The world is charged with the grandeur of God.
It will flame out, like shining from shook foil;
It gathers to a greatness, like the ooze of oil
Crushed. Why do men then not reck his rod?
Generations have trod, have trod, have trod;
And all is seared with trade; bleared; smeared with toil;
And wears man’s smudge and shares man’s smell: the soil
Is bare now, nor can foot feel, being shod.
And for all this, nature is never spent;
There lives the dearest freshness deep down things;
And though the last lights of the black West went
Oh morning, at the brown brink eastward, springs –
Because the Holy Ghost over the bent
World broods with warm breast and with ah! bright wings.
(Gerald Manly Hopkins, 1844-1899)
In this slow twilight of life we geriatrics glimpse more often the utter simplicity of the really real.
The proposition is that everything, everywhere, everyone, all life, every moment of time, may be seen in the light of grace – present in the Big Bang and ever since. Each, then, is of equal value in the relational whole of this speck of a planet evolving in the boundless universe. Our co-celebrants of daily life include the trillions of good microbes in our garden soil. Indeed, their species, which gave life to the earth long before mine, is more likely than ours to survive healthily into future epochs..

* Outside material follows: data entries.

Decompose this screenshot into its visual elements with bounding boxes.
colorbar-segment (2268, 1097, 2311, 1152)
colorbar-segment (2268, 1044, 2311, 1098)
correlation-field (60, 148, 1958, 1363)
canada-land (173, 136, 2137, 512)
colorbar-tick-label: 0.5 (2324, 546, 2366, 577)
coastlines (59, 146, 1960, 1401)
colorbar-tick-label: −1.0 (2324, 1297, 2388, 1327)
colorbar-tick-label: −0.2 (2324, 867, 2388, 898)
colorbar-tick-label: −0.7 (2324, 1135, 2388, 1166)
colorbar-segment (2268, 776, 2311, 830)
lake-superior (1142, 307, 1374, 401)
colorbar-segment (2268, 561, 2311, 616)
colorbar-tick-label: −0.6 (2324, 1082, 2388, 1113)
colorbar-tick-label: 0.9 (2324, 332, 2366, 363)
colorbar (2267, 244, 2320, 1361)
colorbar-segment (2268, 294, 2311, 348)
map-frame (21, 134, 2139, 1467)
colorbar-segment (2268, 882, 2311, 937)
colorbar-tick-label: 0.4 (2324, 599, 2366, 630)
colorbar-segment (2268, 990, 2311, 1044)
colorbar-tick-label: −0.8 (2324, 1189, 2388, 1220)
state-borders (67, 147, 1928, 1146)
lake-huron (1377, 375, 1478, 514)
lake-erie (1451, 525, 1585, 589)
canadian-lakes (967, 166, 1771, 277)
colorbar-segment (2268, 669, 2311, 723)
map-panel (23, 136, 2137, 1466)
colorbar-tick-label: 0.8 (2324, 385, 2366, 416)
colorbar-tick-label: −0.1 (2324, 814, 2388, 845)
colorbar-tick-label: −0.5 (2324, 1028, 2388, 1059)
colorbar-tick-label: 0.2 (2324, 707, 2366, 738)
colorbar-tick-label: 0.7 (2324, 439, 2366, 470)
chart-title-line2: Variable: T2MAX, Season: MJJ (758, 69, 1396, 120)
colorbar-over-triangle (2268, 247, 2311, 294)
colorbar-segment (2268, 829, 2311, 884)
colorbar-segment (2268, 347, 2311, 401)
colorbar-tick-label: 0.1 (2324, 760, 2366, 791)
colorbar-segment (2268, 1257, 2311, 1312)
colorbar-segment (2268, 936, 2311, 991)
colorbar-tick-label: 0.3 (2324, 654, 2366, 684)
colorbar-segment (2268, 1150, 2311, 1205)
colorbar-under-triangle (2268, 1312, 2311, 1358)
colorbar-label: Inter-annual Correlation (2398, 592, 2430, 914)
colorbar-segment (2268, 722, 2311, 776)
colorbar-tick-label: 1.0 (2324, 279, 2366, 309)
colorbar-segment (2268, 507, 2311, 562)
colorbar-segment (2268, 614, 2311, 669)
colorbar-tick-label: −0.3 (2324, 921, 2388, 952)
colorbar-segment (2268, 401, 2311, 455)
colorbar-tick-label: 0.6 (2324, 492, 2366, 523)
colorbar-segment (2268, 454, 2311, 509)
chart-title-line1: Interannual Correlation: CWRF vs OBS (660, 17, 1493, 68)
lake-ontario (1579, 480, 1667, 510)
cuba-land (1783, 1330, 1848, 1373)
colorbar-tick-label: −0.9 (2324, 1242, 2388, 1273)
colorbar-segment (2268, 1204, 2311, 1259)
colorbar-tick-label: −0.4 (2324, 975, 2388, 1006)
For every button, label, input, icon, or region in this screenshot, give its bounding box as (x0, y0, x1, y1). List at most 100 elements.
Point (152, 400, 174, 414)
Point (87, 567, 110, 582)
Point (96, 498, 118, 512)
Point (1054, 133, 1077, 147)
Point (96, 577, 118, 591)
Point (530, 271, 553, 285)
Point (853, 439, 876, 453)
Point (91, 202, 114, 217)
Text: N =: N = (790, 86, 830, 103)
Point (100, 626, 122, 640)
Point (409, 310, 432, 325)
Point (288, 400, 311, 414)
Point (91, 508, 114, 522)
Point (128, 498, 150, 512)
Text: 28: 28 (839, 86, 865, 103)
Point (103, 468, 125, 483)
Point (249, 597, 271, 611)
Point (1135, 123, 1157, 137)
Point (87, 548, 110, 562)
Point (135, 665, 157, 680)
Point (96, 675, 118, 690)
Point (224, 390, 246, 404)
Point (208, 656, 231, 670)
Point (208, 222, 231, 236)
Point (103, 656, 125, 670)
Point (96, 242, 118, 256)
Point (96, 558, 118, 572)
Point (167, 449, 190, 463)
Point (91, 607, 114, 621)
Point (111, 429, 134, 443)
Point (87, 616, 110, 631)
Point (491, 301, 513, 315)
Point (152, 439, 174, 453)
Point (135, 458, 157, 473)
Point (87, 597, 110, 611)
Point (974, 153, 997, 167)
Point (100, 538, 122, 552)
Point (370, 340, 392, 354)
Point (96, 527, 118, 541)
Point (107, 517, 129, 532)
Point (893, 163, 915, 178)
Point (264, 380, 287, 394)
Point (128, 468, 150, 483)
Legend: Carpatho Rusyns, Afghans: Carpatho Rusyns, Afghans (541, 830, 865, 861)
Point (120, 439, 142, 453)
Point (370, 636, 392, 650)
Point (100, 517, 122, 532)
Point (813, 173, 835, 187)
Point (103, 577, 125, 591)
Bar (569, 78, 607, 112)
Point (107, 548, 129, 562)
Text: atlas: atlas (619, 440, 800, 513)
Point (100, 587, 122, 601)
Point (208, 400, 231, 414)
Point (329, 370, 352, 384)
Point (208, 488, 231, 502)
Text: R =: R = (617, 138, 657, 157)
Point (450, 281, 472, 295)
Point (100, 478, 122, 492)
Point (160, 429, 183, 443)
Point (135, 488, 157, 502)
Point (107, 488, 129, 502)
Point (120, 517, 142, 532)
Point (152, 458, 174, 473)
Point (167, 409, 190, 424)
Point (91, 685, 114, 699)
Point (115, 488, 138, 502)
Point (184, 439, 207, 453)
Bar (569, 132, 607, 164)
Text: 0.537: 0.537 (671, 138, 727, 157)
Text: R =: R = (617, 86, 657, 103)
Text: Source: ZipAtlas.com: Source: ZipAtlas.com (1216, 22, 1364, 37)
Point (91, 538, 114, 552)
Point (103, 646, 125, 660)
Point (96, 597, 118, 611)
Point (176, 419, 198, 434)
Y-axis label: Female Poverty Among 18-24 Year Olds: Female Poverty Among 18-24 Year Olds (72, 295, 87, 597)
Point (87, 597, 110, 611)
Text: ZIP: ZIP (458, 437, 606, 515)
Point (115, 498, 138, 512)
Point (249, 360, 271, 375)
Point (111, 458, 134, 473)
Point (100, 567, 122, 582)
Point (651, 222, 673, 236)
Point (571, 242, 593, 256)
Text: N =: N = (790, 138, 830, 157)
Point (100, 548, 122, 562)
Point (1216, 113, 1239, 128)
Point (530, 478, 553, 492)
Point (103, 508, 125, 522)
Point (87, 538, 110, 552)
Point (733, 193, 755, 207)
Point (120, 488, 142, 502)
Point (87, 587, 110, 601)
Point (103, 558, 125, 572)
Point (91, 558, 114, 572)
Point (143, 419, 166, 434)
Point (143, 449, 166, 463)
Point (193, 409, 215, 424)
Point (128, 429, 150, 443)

That, of course, was the long view. Meanwhile, we cannot abide the view that polarized elitism and poverty in the economy of grace are natural and unavoidable within our own species and in the wider sphere. But the perceived grace-singularity disallows passive self-righteousness. The really real is, for us, intimate, not only nurturing the inner person but also disturbing, challenging. The wholeness is clearly marred by malignancies of injustice within our species and by our arrogance toward the rest of creation.
We’ve learned in sharing the response to the COVID-19 pandemic that we must accept and share humble vulnerability if, together, we are to sow the seeds of true, hopeful justice for the children’s- children’s-children and the wide world our society bequeaths its duty of care to them.
How can this sort of shared discipline and energy be unleashed in a war of generations against the short-vision injustice seen in our yawning inequality gap and global warming? Both are fertilized by quasi-faith in non-sustainable growth measured in monetary numbers of questionable real value in the ultimate economy. Directive, top-down power can never suffice; indeed, our government’s cash support of commerce during the COVID crisis may have unintentionally helped widen the rich-poor gulf; such is the amoral power of money. Tiny steps from the grassroots up by the anonymous in communities sharing long vision based on science and earthed, natural, universal faith, and readiness to accept cost to the present generations, must be vital. The science and faith are at hand. We need look no further than the younger generations of our own whāna (Māori language word for extended family) to know that the human capacities are ample.
Time to avert a tipping point beyond which climate change may accelerate out of control while socio-economic polarization leads to violent revolt, has not yet run out. The universal simplicity of the “really real” is, we reckon, the most common ground on which we may all build communities of the diverse acting in hope.
Meanwhile, Lesley and I dodder along gently, gratefully, hopefully, simply, one day at a time, trying to be in creative relatedness with all around our tiny bubble of life in the graced world.
Boyd Wilson is a former agricultural journalist who turned to rural church ministry. He lives in retirement in Auckland, New Zealand.